Baskins discusses the manner in which cassoni themselves formed an important part of nuptial rites such as the public procession which transferred the bride and her trousseau from her father's house to that of the groom. By examining social practices that both impacted Renaissance attitudes towards cassoni as objects themselves along with understandings of themes and subject matter treated on them, she arrives at the assumption that it is no coincidence that the Griselda theme and the Nastagio degli Onesti theme are so prolific in Italian cassone painting.
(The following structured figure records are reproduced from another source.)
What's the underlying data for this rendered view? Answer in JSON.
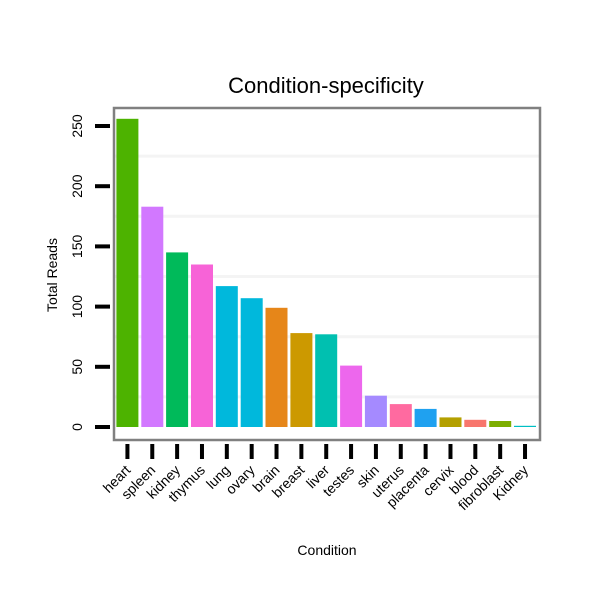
{
  "chart_data": {
    "type": "bar",
    "title": "Condition-specificity",
    "xlabel": "Condition",
    "ylabel": "Total Reads",
    "ylim": [
      0,
      260
    ],
    "yticks": [
      0,
      50,
      100,
      150,
      200,
      250
    ],
    "grid": true,
    "legend": "none",
    "categories": [
      "heart",
      "spleen",
      "kidney",
      "thymus",
      "lung",
      "ovary",
      "brain",
      "breast",
      "liver",
      "testes",
      "skin",
      "uterus",
      "placenta",
      "cervix",
      "blood",
      "fibroblast",
      "Kidney"
    ],
    "values": [
      256,
      183,
      145,
      135,
      117,
      107,
      99,
      78,
      77,
      51,
      26,
      19,
      15,
      8,
      6,
      5,
      1
    ],
    "colors": [
      "#4DB300",
      "#D278FF",
      "#00BA5A",
      "#F763D7",
      "#00B8DC",
      "#00B8DC",
      "#E68619",
      "#CC9900",
      "#00C0B0",
      "#ED67ED",
      "#A58AFF",
      "#FF6AA0",
      "#1FA1F0",
      "#B4A000",
      "#F8766D",
      "#7CAE00",
      "#00BFC4"
    ]
  }
}
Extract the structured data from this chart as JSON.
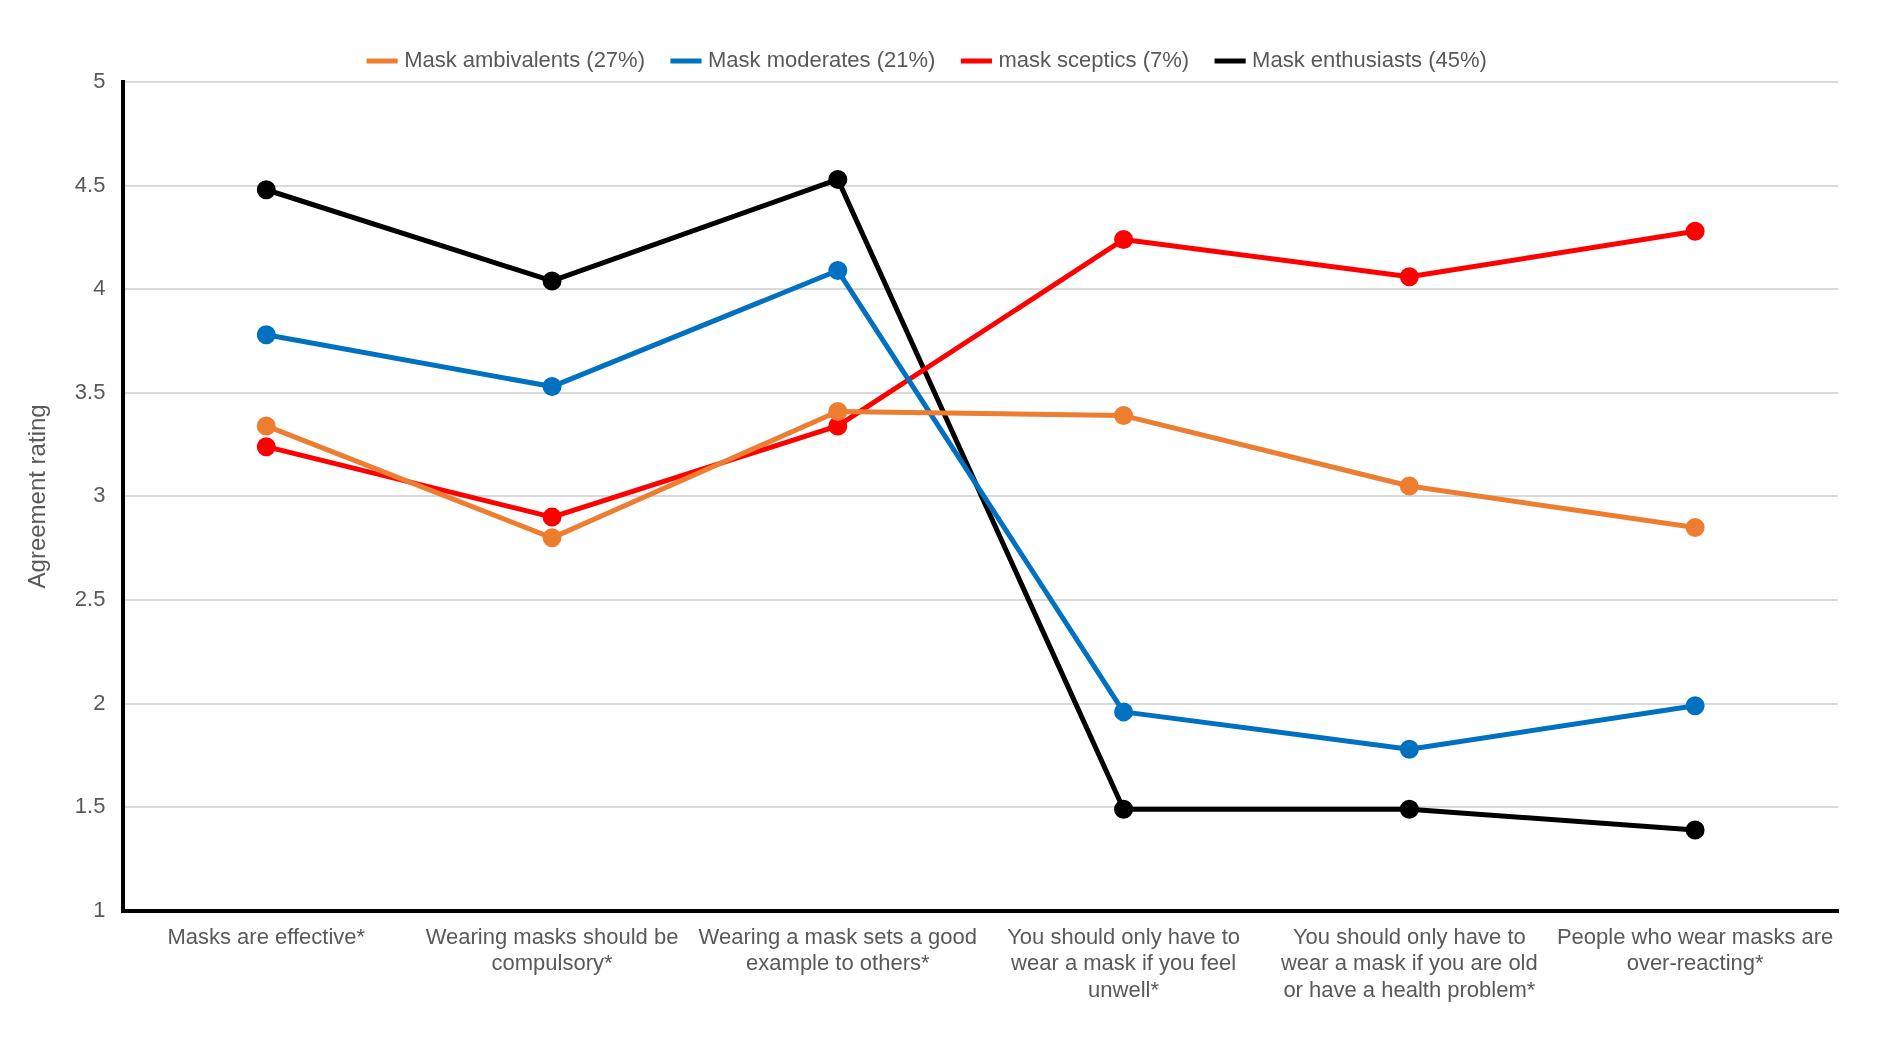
{
  "chart_data": {
    "type": "line",
    "ylabel": "Agreement rating",
    "categories": [
      "Masks are effective*",
      "Wearing masks should be compulsory*",
      "Wearing a mask sets a good example to others*",
      "You should only have to wear a mask if you feel unwell*",
      "You should only have to wear a mask if you are old or have a health problem*",
      "People who wear masks are over-reacting*"
    ],
    "series": [
      {
        "name": "Mask ambivalents (27%)",
        "color": "#ed7d31",
        "values": [
          3.34,
          2.8,
          3.41,
          3.39,
          3.05,
          2.85
        ]
      },
      {
        "name": "Mask moderates (21%)",
        "color": "#0070c0",
        "values": [
          3.78,
          3.53,
          4.09,
          1.96,
          1.78,
          1.99
        ]
      },
      {
        "name": "mask sceptics (7%)",
        "color": "#ff0000",
        "values": [
          3.24,
          2.9,
          3.34,
          4.24,
          4.06,
          4.28
        ]
      },
      {
        "name": "Mask enthusiasts (45%)",
        "color": "#000000",
        "values": [
          4.48,
          4.04,
          4.53,
          1.49,
          1.49,
          1.39
        ]
      }
    ],
    "ylim": [
      1,
      5
    ],
    "yticks": [
      1,
      1.5,
      2,
      2.5,
      3,
      3.5,
      4,
      4.5,
      5
    ],
    "grid": "y",
    "legend": "top",
    "marker": "circle",
    "line_style": "solid"
  }
}
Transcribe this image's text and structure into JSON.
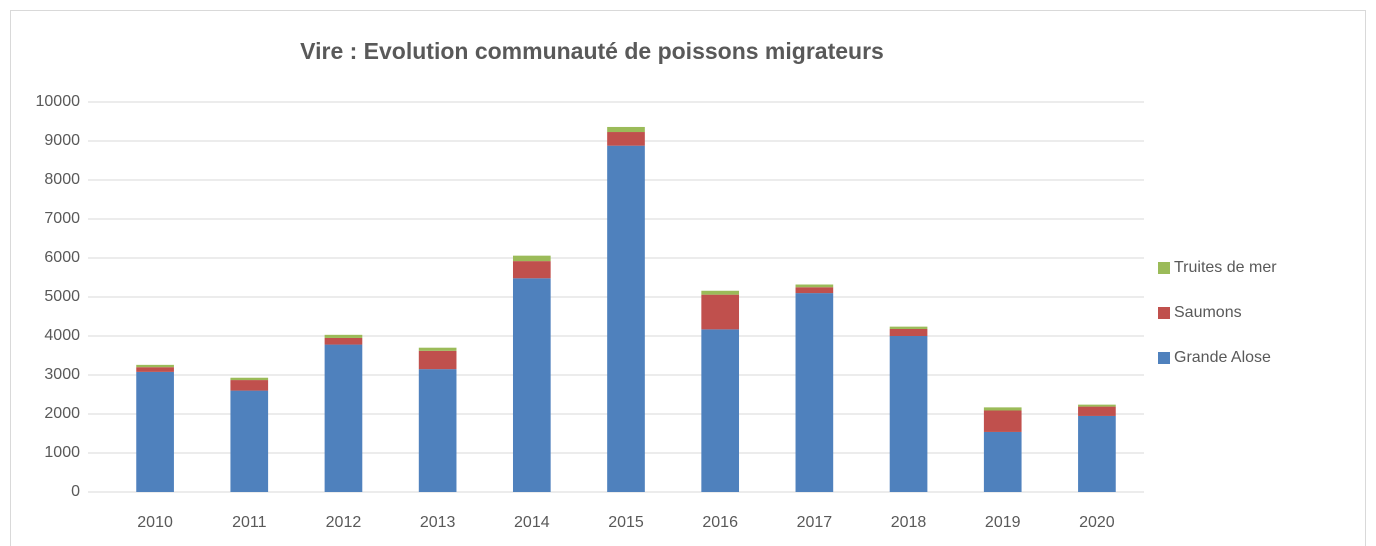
{
  "chart_data": {
    "type": "bar",
    "stacked": true,
    "title": "Vire : Evolution communauté de poissons migrateurs",
    "categories": [
      "2010",
      "2011",
      "2012",
      "2013",
      "2014",
      "2015",
      "2016",
      "2017",
      "2018",
      "2019",
      "2020"
    ],
    "series": [
      {
        "name": "Grande Alose",
        "color": "#4f81bd",
        "values": [
          3080,
          2600,
          3780,
          3150,
          5480,
          8880,
          4170,
          5100,
          4000,
          1540,
          1950
        ]
      },
      {
        "name": "Saumons",
        "color": "#c0504d",
        "values": [
          120,
          270,
          170,
          470,
          440,
          350,
          890,
          150,
          180,
          550,
          240
        ]
      },
      {
        "name": "Truites de mer",
        "color": "#9bbb59",
        "values": [
          60,
          60,
          80,
          80,
          140,
          130,
          100,
          70,
          60,
          80,
          50
        ]
      }
    ],
    "ylim": [
      0,
      10000
    ],
    "yticks": [
      0,
      1000,
      2000,
      3000,
      4000,
      5000,
      6000,
      7000,
      8000,
      9000,
      10000
    ],
    "grid": true,
    "legend": "right"
  }
}
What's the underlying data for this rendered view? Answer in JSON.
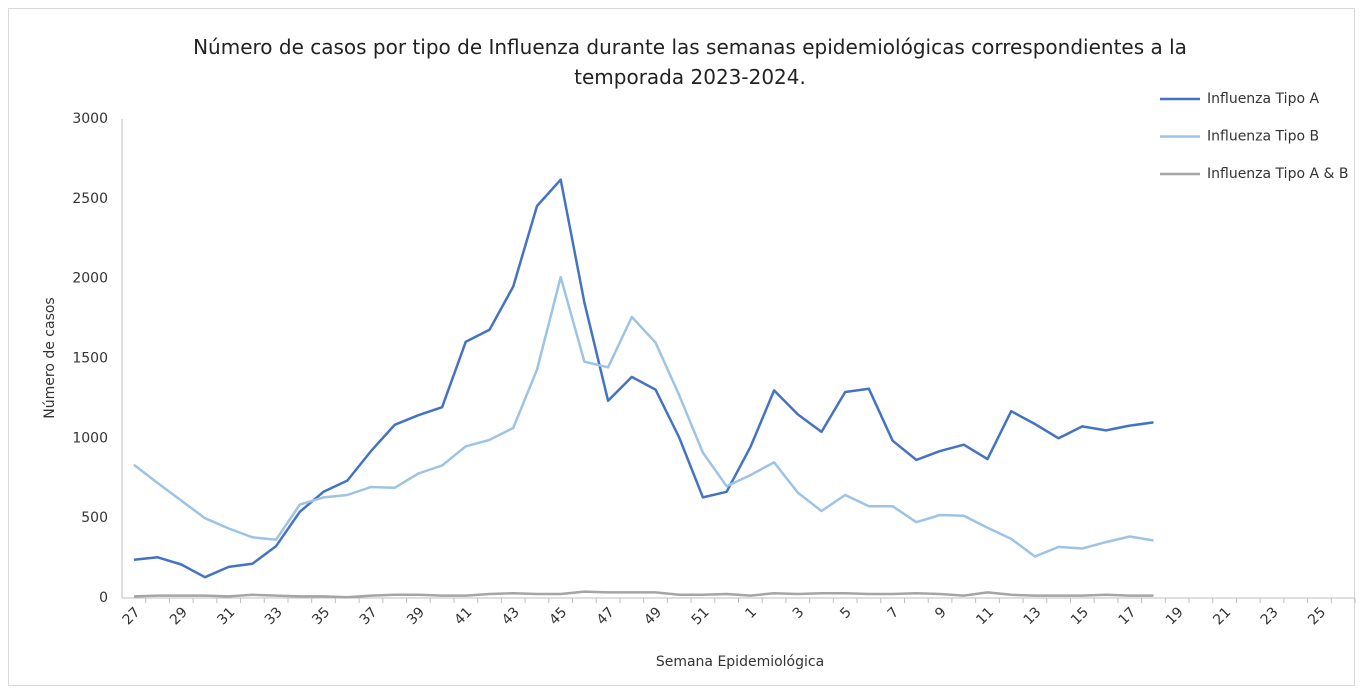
{
  "chart_data": {
    "type": "line",
    "title": "Número de casos por tipo de Influenza durante las semanas epidemiológicas correspondientes a la temporada 2023-2024.",
    "x_label": "Semana Epidemiológica",
    "y_label": "Número de casos",
    "categories": [
      "27",
      null,
      "29",
      null,
      "31",
      null,
      "33",
      null,
      "35",
      null,
      "37",
      null,
      "39",
      null,
      "41",
      null,
      "43",
      null,
      "45",
      null,
      "47",
      null,
      "49",
      null,
      "51",
      null,
      "1",
      null,
      "3",
      null,
      "5",
      null,
      "7",
      null,
      "9",
      null,
      "11",
      null,
      "13",
      null,
      "15",
      null,
      "17",
      null,
      "19",
      null,
      "21",
      null,
      "23",
      null,
      "25",
      null
    ],
    "series": [
      {
        "name": "Influenza Tipo A",
        "color": "#4472c4",
        "values": [
          240,
          255,
          210,
          130,
          195,
          215,
          325,
          540,
          665,
          735,
          920,
          1085,
          1145,
          1195,
          1605,
          1680,
          1950,
          2455,
          2620,
          1850,
          1235,
          1385,
          1305,
          1005,
          630,
          665,
          945,
          1300,
          1150,
          1040,
          1290,
          1310,
          985,
          865,
          920,
          960,
          870,
          1170,
          1090,
          1000,
          1075,
          1050,
          1080,
          1100,
          null,
          null,
          null,
          null,
          null,
          null,
          null,
          null
        ]
      },
      {
        "name": "Influenza Tipo B",
        "color": "#9dc3e6",
        "values": [
          835,
          720,
          610,
          500,
          435,
          380,
          365,
          585,
          630,
          645,
          695,
          690,
          780,
          830,
          950,
          990,
          1065,
          1430,
          2010,
          1480,
          1445,
          1760,
          1600,
          1270,
          910,
          700,
          770,
          850,
          660,
          545,
          645,
          575,
          575,
          475,
          520,
          515,
          440,
          370,
          260,
          320,
          310,
          350,
          385,
          360,
          null,
          null,
          null,
          null,
          null,
          null,
          null,
          null
        ]
      },
      {
        "name": "Influenza Tipo A & B",
        "color": "#a5a5a5",
        "values": [
          10,
          15,
          15,
          15,
          10,
          20,
          15,
          10,
          10,
          5,
          15,
          20,
          20,
          15,
          15,
          25,
          30,
          25,
          25,
          40,
          35,
          35,
          35,
          20,
          20,
          25,
          15,
          30,
          25,
          30,
          30,
          25,
          25,
          30,
          25,
          15,
          35,
          20,
          15,
          15,
          15,
          20,
          15,
          15,
          null,
          null,
          null,
          null,
          null,
          null,
          null,
          null
        ]
      }
    ],
    "ylim": [
      0,
      3000
    ],
    "yticks": [
      0,
      500,
      1000,
      1500,
      2000,
      2500,
      3000
    ],
    "grid": false,
    "legend": "top-right"
  }
}
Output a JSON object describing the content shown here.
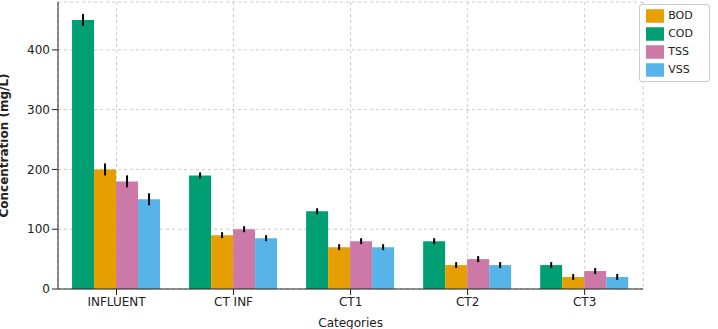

The trope of the naked bride, or object of conjugal attentions, seems to bear with it important messages about the role of women in economic and social transactions in Renaissance culture. Binding and reciprocal financial commitments were made in the transaction of marriage, in which the cassone figured in a highly visible and public display. Cassone imagery can be considered to constitute not very complicated "lessons" to brides and brides-to-be about how to behave within the constraints of oppressive gender roles.
Baskins explores at length the metaphorical implications of dress and undress, appearance and identity in the Boccaccio text. Given that the visual images of the Griselda tale tend to focus on or culminate in the same scene of Griselda as the nude bride, it is interesting to consider how this state of undress denies a bride her social identity, as class was never more easily coded through dress than at the height of ceremonial costumed splendor of the wedding day. Gualtieri is lauded in the text for being able to discern Griselda's true noble nature despite the appearance of her rough, peasant garments. Griselda's moral constancy despite the many different states of costume is the emphasis of the Boccaccio novella. Yet the visual iconography which abounds refuses to define Griselda through any kind of readable costume by consistently denying her clothing. This results in a pervasive unresolved visual narrative and contributes to consistently multiple readings of Griselda imagery.
Bibliography: Baskins, Cristelle L. "Griselda, or The Renaissance Bride Stripped Bare by Her Bachelor in Tuscan Cassone Painting," Stanford Italian Review X:2 (1991): 153-175.